CRÓNICAS PLURICULTURAIS
91. FICÇÕES DO TEMPO
Santo Agostinho, em Confissões, reconhece três tempos: “Um presente das coisas passadas, um presente das coisas presentes, e um presente das coisas futuras. O presente das coisas passadas é a memória; o presente das coisas presentes é a vida, e o presente das coisas futuras é a espera”.
A realidade existe apenas no presente, que é o tempo permanente em movimento.

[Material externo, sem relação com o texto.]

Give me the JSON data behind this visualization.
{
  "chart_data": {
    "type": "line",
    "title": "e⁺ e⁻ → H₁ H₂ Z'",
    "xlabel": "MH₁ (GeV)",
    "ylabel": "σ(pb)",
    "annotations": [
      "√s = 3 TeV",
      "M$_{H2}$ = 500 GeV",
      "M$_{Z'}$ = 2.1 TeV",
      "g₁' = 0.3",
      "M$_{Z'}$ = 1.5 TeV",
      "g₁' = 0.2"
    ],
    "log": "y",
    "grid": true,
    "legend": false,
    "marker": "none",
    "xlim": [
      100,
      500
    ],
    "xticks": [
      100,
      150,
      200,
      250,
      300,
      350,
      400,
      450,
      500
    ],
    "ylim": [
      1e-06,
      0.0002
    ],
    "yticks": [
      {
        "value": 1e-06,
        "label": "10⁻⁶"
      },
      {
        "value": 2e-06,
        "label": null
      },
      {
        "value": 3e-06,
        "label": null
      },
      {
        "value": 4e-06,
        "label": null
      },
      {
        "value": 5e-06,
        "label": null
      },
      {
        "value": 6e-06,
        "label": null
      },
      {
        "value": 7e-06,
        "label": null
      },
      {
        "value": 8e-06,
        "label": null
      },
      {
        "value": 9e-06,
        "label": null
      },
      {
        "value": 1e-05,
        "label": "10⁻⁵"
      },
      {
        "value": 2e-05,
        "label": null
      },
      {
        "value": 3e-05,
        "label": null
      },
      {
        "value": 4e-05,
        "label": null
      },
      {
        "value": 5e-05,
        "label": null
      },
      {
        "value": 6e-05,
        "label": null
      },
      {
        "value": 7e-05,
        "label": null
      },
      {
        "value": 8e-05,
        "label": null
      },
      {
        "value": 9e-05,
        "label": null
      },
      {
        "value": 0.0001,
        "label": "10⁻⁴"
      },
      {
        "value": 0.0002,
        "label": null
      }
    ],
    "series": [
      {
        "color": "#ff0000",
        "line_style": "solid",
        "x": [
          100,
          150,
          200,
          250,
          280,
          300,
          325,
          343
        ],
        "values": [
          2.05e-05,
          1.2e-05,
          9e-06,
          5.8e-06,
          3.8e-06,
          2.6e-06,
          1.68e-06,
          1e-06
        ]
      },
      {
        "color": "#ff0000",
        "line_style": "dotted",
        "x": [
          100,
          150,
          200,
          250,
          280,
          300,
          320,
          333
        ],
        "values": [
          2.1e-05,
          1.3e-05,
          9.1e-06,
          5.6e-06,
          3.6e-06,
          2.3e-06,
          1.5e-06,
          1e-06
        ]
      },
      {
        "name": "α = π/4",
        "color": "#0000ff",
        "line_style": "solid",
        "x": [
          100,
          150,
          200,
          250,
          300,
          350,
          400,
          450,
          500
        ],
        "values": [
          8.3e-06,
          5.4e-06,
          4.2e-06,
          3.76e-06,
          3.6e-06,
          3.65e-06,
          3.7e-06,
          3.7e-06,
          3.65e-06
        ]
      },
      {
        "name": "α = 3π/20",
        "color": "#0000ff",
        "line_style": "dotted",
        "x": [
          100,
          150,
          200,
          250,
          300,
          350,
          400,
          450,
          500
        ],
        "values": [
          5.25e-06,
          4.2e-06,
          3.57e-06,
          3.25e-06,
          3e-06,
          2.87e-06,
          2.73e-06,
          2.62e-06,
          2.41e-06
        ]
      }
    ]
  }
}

Como também opina Fernando Pessoa, em Ano Novo:
“Ficção de que começa alguma coisa!
Nada começa: tudo continua.
Na fluida e incerta essência misteriosa
Da vida, flui em sombra a água nua.
Curvas do rio escondem só o movimento.
O mesmo rio flui onde se vê.
Começar só começa em pensamento”
Ou se deduz do fado Vida Vivida, cantado por Argentina Santos:
“Meu Deus, como o tempo passa
Dizemos de quando em quando
Afinal o tempo fica
A gente é que vai passando”
Daí que passado e futuro sejam referências a um tempo inacessível que já foi ou que potencialmente virá a ser, mas que não é, sendo o presente real, mas efémero e fugidio, pois o tempo é criado por nós, em pensamento e na nossa mente, como o ano velho e o novo que se augura que venha.